PeillonJ’ai entendu hier matin sur France Inter la chronique de Thomas Legrand qui revenait sur les conditions qui ont amené Vincent Peillon a s’exprimer sur la question des vacances d’été, dimanche dernier, et la manière dont sa déclaration a été tronquée et diffusée.

Un cas d’école qui illustre la difficulté que rencontrent les politiques quand ils sont sous la pression des questions des journalistes, et l’emballement médiatique motivé par la « chasse au scoop » et la recherche de la polémique.

En pleine polémique sur les rythmes scolaires dans le primaire, l’annonce du ministre de raccourcir les vacances d’été a déchaîné les passions, et mis Vincent Peillon dans une situation difficile : François Fillon s’est empressé de dénoncer le soir même à la télévision l’«improvisation» du gouvernement sur un sujet qui mérite de la «concertation».

Vincent Peillon, qui était invité sur BFMTV, répondais aux questions des journalistes sur les rythmes scolaires, en précisant qu’il commence par réformer les rythmes scolaires dans le primaire, et que le collège, le lycée et la révision de l’année scolaire ne viendraient que plus tard, quand cette « première marche »du primaire serait construite.

En se basant sur son livre « Refondons l’ecole », la journaliste aborde alors la question des 6 semaines de congé estival qui y est évoquée. Peillon estime que ce serait une bonne chose tout en expliquant que cette réforme serait très difficile à mettre en place, notamment en raison des examens de fin d’année et qu’elle n’est pas envisageable avant 2015 au plus tôt.

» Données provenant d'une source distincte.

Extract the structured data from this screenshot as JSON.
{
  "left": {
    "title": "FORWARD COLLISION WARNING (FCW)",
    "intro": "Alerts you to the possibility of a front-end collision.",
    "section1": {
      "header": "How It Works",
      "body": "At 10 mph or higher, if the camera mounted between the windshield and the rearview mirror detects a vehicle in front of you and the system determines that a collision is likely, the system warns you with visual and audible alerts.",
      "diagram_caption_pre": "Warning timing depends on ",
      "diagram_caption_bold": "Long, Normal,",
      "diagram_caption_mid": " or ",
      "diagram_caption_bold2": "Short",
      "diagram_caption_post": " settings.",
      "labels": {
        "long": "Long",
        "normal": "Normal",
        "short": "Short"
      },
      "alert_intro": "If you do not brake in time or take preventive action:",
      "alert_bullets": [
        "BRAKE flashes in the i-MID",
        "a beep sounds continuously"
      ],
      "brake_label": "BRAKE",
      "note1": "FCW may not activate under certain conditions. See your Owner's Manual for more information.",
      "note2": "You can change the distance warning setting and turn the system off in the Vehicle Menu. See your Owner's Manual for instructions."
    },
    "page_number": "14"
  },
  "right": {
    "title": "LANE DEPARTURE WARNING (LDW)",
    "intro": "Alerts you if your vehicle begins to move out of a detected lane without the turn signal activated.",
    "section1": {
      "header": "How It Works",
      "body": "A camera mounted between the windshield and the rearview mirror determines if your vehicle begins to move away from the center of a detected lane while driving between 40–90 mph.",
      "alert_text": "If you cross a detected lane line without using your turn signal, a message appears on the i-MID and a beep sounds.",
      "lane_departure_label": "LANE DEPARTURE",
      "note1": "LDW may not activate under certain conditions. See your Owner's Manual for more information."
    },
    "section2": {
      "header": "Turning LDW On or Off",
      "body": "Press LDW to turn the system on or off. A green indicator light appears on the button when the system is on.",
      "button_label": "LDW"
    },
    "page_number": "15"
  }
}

Encore une fois, on lui repose la question : « Répétez-moi ce que vous dites dans le livre : quel est le bon rythme de l’année scolaire ? » Vincent Peillon explique encore : « en alternance, 7 semaines de cours et 2 semaines de vacances, et nous devons être capable de mettre en place six semaines de vacances en deux zones l’été ».

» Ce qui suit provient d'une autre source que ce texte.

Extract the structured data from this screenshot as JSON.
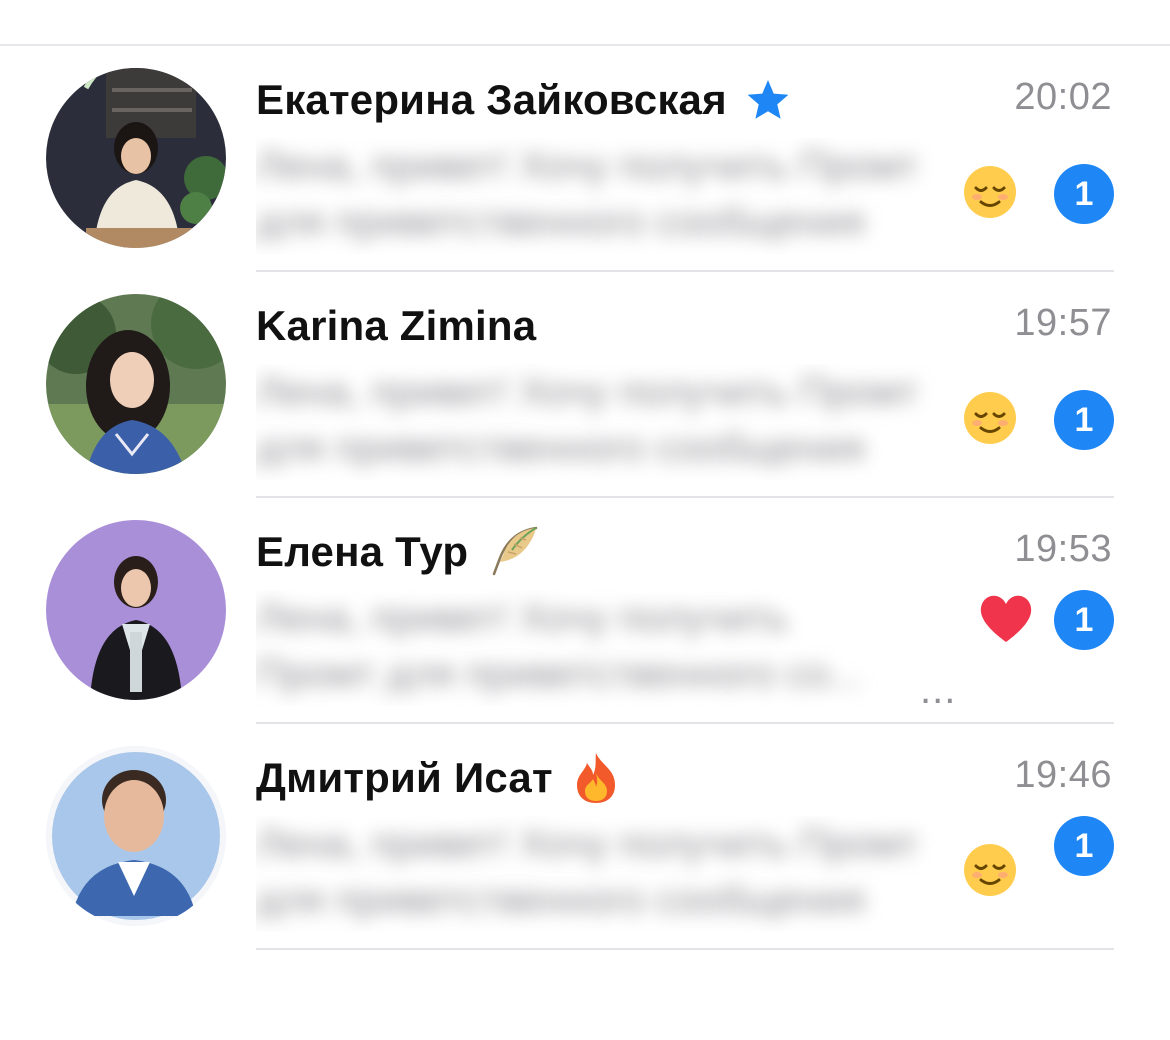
{
  "chats": [
    {
      "name": "Екатерина Зайковская",
      "status_icon": "star-icon",
      "time": "20:02",
      "preview_line1": "Лена, привет! Хочу получить Промт",
      "preview_line2": "для приветственного сообщения",
      "preview_emoji": "relieved-face-icon",
      "reaction": "",
      "unread": "1"
    },
    {
      "name": "Karina Zimina",
      "status_icon": "",
      "time": "19:57",
      "preview_line1": "Лена, привет! Хочу получить Промт",
      "preview_line2": "для приветственного сообщения",
      "preview_emoji": "relieved-face-icon",
      "reaction": "",
      "unread": "1"
    },
    {
      "name": "Елена Тур",
      "status_icon": "feather-icon",
      "time": "19:53",
      "preview_line1": "Лена, привет! Хочу получить",
      "preview_line2": "Промт для приветственного со...",
      "preview_emoji": "",
      "reaction": "heart-icon",
      "unread": "1"
    },
    {
      "name": "Дмитрий Исат",
      "status_icon": "fire-icon",
      "time": "19:46",
      "preview_line1": "Лена, привет! Хочу получить Промт",
      "preview_line2": "для приветственного сообщения",
      "preview_emoji": "relieved-face-icon",
      "reaction": "",
      "unread": "1"
    }
  ],
  "colors": {
    "badge": "#1e86f5",
    "time": "#8e8e93",
    "divider": "#e3e3e8",
    "star": "#1e86f5",
    "heart": "#f0344b",
    "avatar_purple": "#a98fd8"
  }
}
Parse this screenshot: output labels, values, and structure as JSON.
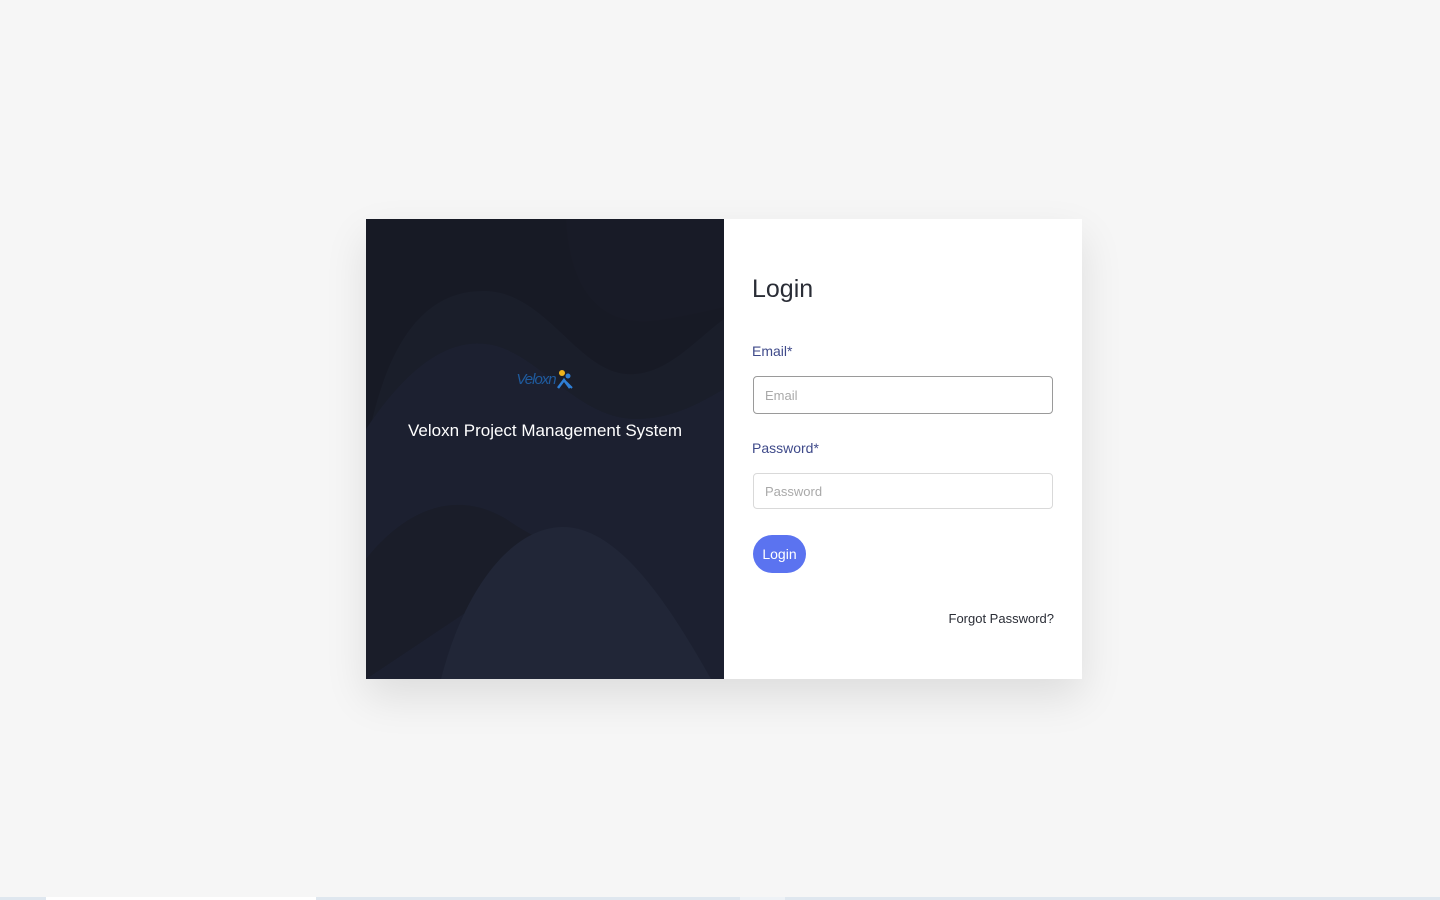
{
  "brand": {
    "logo_text": "Veloxn",
    "tagline": "Veloxn Project Management System"
  },
  "login": {
    "title": "Login",
    "email_label": "Email*",
    "email_placeholder": "Email",
    "email_value": "",
    "password_label": "Password*",
    "password_placeholder": "Password",
    "password_value": "",
    "submit_label": "Login",
    "forgot_label": "Forgot Password?"
  },
  "colors": {
    "page_bg": "#f6f6f6",
    "panel_dark": "#1b1f2c",
    "accent": "#5b73f0",
    "label": "#3f4a8a"
  }
}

La chaîne de télévision fait alors défiler la phrase sur les vacances d’été retranscrite en bas de l’écran pendant toute l’émission.
Alors que l’émission n’est pas terminée, l’AFP écrit une dépêche « Urgent » à 18h47 : « Peillon préconise six semaines de vacances d’été avec deux zones ».  BFMTV met en ligne 15 minutes plus tard une vidéo de 13 secondes reprenant ces propos, en coupant les nuances du ministre. Cette petite vidéo est reprise par de nombreux sites d’information quelques minutes plus tard.

Voilà la polémique artificielle lancée. Pourtant, ce n’était pas l’intention de Vincent Peillon de faire une « annonce » fracassante, alors que cette idée n’était ni nouvelle, ni urgente, qu’elle était inscrite à l’agenda de la refondation de l’école et qu’il l’avait évoqué avec les syndicats dans plusieurs concertations ces derniers mois. Tout le monde savait que la question devrait être étudiée dans les années qui viennent.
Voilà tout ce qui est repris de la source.